根拠に基づいて実践する大切さを学びました


葛西 一馬さん(教育学研究科修了生/小学校教員/三重県)


 特別支援学校で知的障害教育に携わる中で、目の前の子どもたちに合う教材づくりや楽しい活動を設定することを通じて、子どもたちが目標に近づいていくために必要な支援・指導をするというのは、当たり前のように行っていました。そのような中でアクティブラーニングという言葉が出てきて、「今やっているのになぜまたこのような言葉が出てきたのだろう」、「一体この言葉の持つ意味は何なのだろう」、「今までとの違いは何なのだろう」といった疑問が出てきました。そのあたりをもう一度きちんと勉強して整理したいと思い、大学院へ入学しました。


 実際に入学して修士論文を完成させて、アクティブラーニングという言葉はやはり今までやってきたことだったいうことが明確になりました。例えば、子どもたちの実態に合わせて教員が教材教具や課題設定を工夫するといった、子どもたちを主体に考えるところは今までと全く変わらない部分です。また、この学び方が特別支援学校だけではなく、他の学校種にもっともっと影響を与えられるということは、自分の中にすんなり落ちました。教員が前に立つのではなく、子どもたちが自分たちで学ぶ、自分たちで話し合う、それをさらに次の課題につなげる。そういった体験や教科横断を重視した学習機会を、日常の学習の中に少しずつ取り入れることが重要で、それが学校種にかかわらずすべての子どもたちにとってプラスになると考えています。
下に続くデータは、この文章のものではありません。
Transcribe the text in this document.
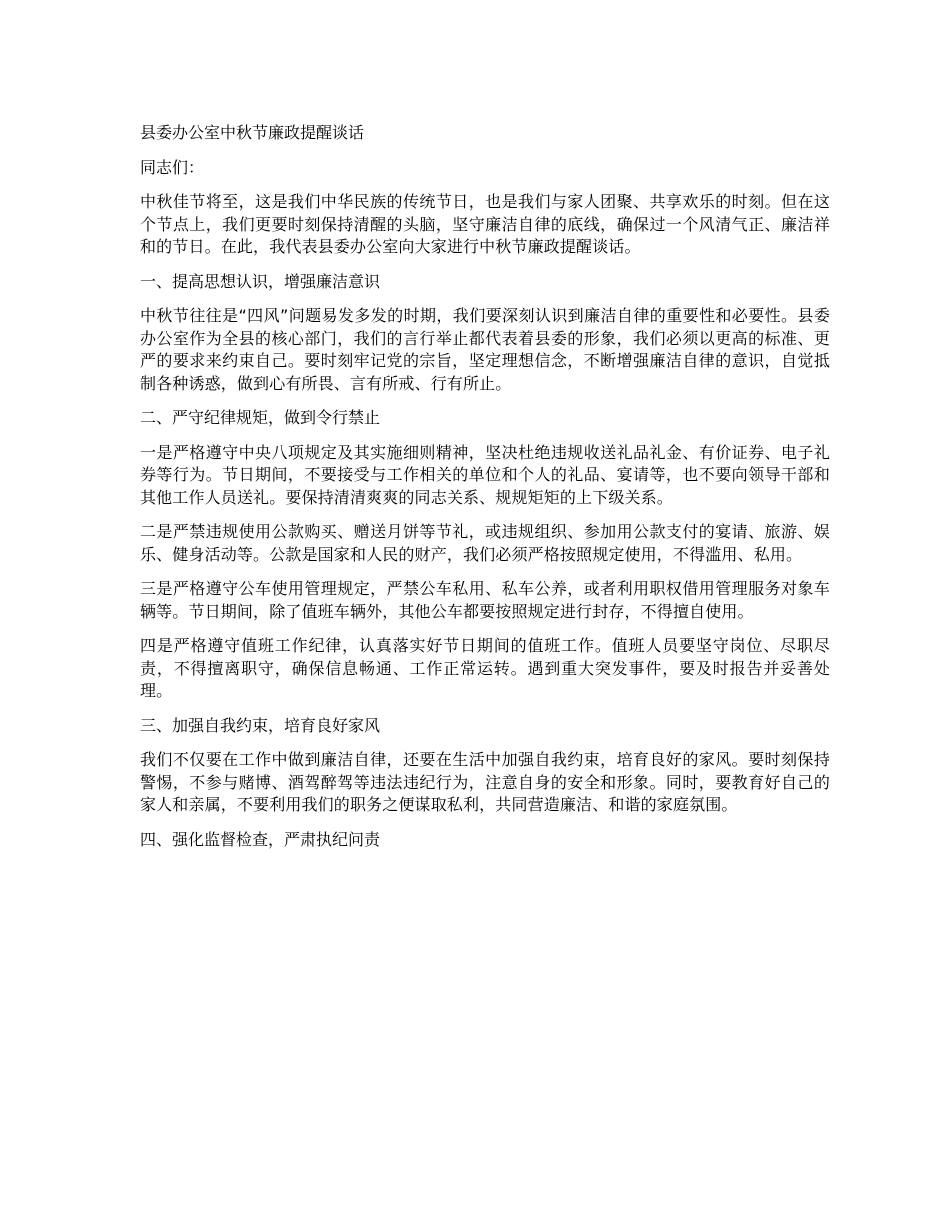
县委办公室中秋节廉政提醒谈话

同志们：

中秋佳节将至，这是我们中华民族的传统节日，也是我们与家人团聚、共享欢乐的时刻。但在这个节点上，我们更要时刻保持清醒的头脑，坚守廉洁自律的底线，确保过一个风清气正、廉洁祥和的节日。在此，我代表县委办公室向大家进行中秋节廉政提醒谈话。

一、提高思想认识，增强廉洁意识

中秋节往往是“四风”问题易发多发的时期，我们要深刻认识到廉洁自律的重要性和必要性。县委办公室作为全县的核心部门，我们的言行举止都代表着县委的形象，我们必须以更高的标准、更严的要求来约束自己。要时刻牢记党的宗旨，坚定理想信念，不断增强廉洁自律的意识，自觉抵制各种诱惑，做到心有所畏、言有所戒、行有所止。

二、严守纪律规矩，做到令行禁止

一是严格遵守中央八项规定及其实施细则精神，坚决杜绝违规收送礼品礼金、有价证券、电子礼券等行为。节日期间，不要接受与工作相关的单位和个人的礼品、宴请等，也不要向领导干部和其他工作人员送礼。要保持清清爽爽的同志关系、规规矩矩的上下级关系。

二是严禁违规使用公款购买、赠送月饼等节礼，或违规组织、参加用公款支付的宴请、旅游、娱乐、健身活动等。公款是国家和人民的财产，我们必须严格按照规定使用，不得滥用、私用。

三是严格遵守公车使用管理规定，严禁公车私用、私车公养，或者利用职权借用管理服务对象车辆等。节日期间，除了值班车辆外，其他公车都要按照规定进行封存，不得擅自使用。

四是严格遵守值班工作纪律，认真落实好节日期间的值班工作。值班人员要坚守岗位、尽职尽责，不得擅离职守，确保信息畅通、工作正常运转。遇到重大突发事件，要及时报告并妥善处理。

三、加强自我约束，培育良好家风

我们不仅要在工作中做到廉洁自律，还要在生活中加强自我约束，培育良好的家风。要时刻保持警惕，不参与赌博、酒驾醉驾等违法违纪行为，注意自身的安全和形象。同时，要教育好自己的家人和亲属，不要利用我们的职务之便谋取私利，共同营造廉洁、和谐的家庭氛围。

四、强化监督检查，严肃执纪问责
 一方で、新たな課題も発見しました。授業づくりにおいて主体的・対話的で深いという言葉を体現するために、教員がどういった意識をもって指導されているのかを明らかにした上で、教員間での情報共有や研修の充実を図っていくことが求められています。さらに、子どもたちの姿を見て、アクティブラーニングの取り組み自体も振り返っていかねばなりません。2年間で分かったことに加えて、そこから派生した課題や疑問も得られたので、まだまだ頑張らなければというところです。
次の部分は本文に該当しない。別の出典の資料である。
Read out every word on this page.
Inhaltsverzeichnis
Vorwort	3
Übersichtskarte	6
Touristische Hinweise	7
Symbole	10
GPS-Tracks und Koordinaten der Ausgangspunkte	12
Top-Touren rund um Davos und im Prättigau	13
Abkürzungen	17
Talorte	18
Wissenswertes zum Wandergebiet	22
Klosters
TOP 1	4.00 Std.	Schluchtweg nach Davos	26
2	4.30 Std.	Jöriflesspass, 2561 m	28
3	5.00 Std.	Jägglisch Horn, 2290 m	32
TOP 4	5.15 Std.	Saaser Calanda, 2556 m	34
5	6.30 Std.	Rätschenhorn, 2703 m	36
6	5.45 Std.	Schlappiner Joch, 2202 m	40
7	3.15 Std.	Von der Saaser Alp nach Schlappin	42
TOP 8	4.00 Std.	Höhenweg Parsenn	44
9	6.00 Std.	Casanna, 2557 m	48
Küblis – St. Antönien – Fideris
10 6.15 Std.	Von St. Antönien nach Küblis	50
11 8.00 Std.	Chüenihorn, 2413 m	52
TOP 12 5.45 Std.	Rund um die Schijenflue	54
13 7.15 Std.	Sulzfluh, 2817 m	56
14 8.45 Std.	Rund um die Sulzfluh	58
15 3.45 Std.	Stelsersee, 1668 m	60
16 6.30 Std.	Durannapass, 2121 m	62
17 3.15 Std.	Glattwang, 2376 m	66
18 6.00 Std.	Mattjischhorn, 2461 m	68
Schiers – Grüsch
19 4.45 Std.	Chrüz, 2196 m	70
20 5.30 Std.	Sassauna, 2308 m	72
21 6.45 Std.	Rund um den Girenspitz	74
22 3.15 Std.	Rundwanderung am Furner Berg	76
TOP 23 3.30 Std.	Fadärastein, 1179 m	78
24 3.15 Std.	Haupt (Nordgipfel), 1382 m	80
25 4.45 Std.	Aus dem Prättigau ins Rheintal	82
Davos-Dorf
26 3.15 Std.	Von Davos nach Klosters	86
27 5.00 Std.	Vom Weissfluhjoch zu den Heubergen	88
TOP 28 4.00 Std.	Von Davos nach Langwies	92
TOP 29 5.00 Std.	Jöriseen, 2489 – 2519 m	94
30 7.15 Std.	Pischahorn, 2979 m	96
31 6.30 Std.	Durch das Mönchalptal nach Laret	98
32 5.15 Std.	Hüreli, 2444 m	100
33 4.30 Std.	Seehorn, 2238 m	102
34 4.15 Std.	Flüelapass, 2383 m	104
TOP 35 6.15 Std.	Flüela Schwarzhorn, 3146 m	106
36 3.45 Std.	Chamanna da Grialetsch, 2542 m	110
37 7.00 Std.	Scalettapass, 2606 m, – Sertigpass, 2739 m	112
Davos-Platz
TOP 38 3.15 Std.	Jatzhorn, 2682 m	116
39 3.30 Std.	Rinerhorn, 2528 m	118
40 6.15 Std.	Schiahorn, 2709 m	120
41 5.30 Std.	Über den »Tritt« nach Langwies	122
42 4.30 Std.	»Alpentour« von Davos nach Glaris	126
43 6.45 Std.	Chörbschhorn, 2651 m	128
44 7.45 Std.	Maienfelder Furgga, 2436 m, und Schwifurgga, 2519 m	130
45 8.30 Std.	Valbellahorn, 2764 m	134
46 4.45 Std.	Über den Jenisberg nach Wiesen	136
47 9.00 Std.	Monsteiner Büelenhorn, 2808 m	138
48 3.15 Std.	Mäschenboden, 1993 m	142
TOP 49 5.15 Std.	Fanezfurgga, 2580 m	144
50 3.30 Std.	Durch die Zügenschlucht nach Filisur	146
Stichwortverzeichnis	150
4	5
 また、大学院での学びを通じて、先行研究から情報収集し、根拠に基づいて実践する大切さを学びました。日々子どもたちと関わる中で、これはどうしたらいいかなという課題がいくつも見つかるので、まずグーグルスカラーで調べてみようと。入学前は、インターネットの情報は不確実かなと思っていたのですが、日々新しくなる文献に当たれることを知りました。自分の課題や今困っていることを解決に近づけるために、ここを調べたらありそうだという感覚が得られたと思います。そして文献からわかったことを活かすために、日々実践を省察できるようになりました。結果として、例えば、以前よりもスムーズに動けるようになったり、なぞりがきが少し上手になったり、そういった変化が見られるようになっています。こうして根拠に基づいて実践を行うことで、自分の支援に対して、周りの先生方の理解も得られやすくなると考えています。こういう根拠があるから続けていってくださいと伝えることもできるので、持続可能な手立てにつながると思います。
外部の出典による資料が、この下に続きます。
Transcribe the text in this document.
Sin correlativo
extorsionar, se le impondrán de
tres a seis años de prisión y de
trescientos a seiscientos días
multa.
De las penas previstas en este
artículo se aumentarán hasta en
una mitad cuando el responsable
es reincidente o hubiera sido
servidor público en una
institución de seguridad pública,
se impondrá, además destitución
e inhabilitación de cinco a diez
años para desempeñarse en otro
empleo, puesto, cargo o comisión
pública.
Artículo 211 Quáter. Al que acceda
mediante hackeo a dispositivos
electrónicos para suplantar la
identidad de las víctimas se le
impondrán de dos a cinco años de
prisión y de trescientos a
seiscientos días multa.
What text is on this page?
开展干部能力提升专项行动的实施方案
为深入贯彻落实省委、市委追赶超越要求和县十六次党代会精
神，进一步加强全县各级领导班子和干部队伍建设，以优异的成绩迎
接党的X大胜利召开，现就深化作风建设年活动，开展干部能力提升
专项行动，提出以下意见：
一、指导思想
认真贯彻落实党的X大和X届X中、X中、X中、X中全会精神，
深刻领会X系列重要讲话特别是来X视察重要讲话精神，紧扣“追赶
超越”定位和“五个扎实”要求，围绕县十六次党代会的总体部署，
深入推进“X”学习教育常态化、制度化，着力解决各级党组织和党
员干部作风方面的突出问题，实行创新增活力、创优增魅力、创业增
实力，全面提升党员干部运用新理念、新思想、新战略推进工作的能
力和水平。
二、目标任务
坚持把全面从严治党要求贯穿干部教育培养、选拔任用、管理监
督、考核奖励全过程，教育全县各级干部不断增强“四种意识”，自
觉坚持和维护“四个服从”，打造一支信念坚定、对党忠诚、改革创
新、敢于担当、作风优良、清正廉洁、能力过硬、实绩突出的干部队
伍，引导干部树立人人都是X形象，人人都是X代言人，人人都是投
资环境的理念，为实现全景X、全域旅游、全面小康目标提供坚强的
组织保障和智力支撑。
 日々疑問に思っていることは大学院の2年間で解決できる部分もあります。一方で、新たな課題や疑問も派生して出てきます。これは大学院で学ぶことの醍醐味だと考えています。また、学生同士や先生とのつながりもたくさんできて、それらは修了後も活かすことができます。学会でゼミの大先輩と実際にお会いできたり、研究指導担当の先生の師匠にあたる先生とお話しできたり。そういったつながりが全国的に一気に広がるのは本当に嬉しいことです。